Remember the movie Cast Away (2000) with Tom Hanks? It was a bit of snoozer because for a large portion of the film Tom’s character, Chuck, is alone on an island. He doesn’t want to be alone, he wants to be rescued but alas, no rescue comes. Probably a message in all that but it drags a bit. The movie has been playing on a couple of television stations recently and I’ve been able to become reacquainted with it. I watch it for a two second lesson hidden in a two hour movie.
Here’s how I watch it: sometimes I watch the beginning, skip the middle, and usually tune in for the end after he is rescued. What? I said it drags a bit when he is on the island.

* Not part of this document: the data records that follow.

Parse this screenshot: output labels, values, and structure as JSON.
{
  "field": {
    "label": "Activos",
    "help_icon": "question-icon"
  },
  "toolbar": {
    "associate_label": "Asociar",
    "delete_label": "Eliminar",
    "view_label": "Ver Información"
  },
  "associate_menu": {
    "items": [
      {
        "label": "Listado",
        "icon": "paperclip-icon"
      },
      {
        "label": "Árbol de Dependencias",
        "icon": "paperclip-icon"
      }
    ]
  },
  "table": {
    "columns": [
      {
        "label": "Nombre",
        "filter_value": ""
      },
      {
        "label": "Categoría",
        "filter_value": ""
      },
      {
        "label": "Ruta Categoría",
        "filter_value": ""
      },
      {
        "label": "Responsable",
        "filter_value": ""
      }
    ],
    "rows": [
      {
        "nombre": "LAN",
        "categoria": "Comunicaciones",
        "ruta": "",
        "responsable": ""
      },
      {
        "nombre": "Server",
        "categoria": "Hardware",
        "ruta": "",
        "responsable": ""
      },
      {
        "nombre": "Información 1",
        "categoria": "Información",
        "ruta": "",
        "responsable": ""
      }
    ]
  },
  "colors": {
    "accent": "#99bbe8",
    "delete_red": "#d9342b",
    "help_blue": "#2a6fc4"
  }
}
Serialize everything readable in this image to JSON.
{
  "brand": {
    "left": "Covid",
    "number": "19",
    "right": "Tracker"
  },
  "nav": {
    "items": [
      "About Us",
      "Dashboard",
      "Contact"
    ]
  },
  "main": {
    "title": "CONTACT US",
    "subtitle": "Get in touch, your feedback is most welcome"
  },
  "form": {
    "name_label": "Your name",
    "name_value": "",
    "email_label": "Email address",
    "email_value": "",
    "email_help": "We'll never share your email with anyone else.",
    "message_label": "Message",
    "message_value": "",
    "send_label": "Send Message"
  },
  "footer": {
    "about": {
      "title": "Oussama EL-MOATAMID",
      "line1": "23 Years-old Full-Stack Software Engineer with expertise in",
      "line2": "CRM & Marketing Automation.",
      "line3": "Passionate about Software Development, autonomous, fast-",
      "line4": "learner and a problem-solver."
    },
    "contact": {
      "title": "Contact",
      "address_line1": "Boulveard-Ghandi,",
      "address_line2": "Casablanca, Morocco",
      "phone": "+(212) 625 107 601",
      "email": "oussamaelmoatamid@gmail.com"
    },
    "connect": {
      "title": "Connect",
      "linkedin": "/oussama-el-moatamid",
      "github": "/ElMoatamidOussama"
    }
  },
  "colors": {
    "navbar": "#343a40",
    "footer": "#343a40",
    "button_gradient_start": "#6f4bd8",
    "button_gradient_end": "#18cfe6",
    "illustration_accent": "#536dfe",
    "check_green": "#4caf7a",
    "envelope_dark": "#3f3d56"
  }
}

I know, I know, I’m sending mixed messages here. Why bother even watching it at all if I don’t watch the whole thing? I watch it because there is one scene that has provided a dialogue exchange for me to ponder.
It’s a small throwaway moment between Chuck and his friend Stan. They discuss the fact Chuck’s friends had a funeral for him despite not having a body to bury. But then he thinks about it and realizes after his funeral his friend Stan had to bury his wife. Here’s the lesson: Chuck sincerely apologizes.
He doesn’t make excuses even though he had a pretty good reason for missing it. In his hand he held the ultimate ‘circumstances beyond my control card.’ He just apologizes for not being there for his friend during his trial and for adding to his trouble.
Later, he apologizes to his ex-girlfriend. Again, he could have said, “It wasn’t my fault.” “I was on a deserted island.” “Why didn’t you rescue me?” He simply says, “I’m so sorry.”
I realize this is a fictional character but wouldn’t it be great if more people said well-placed sincere apologies instead of spouting excuses first? If we all took a little more ownership on how our actions affect other people? What kind of world would that be?
That’s why I watch the end of Cast Away. Just to be reminded of the two second lesson hidden in the two hour movie.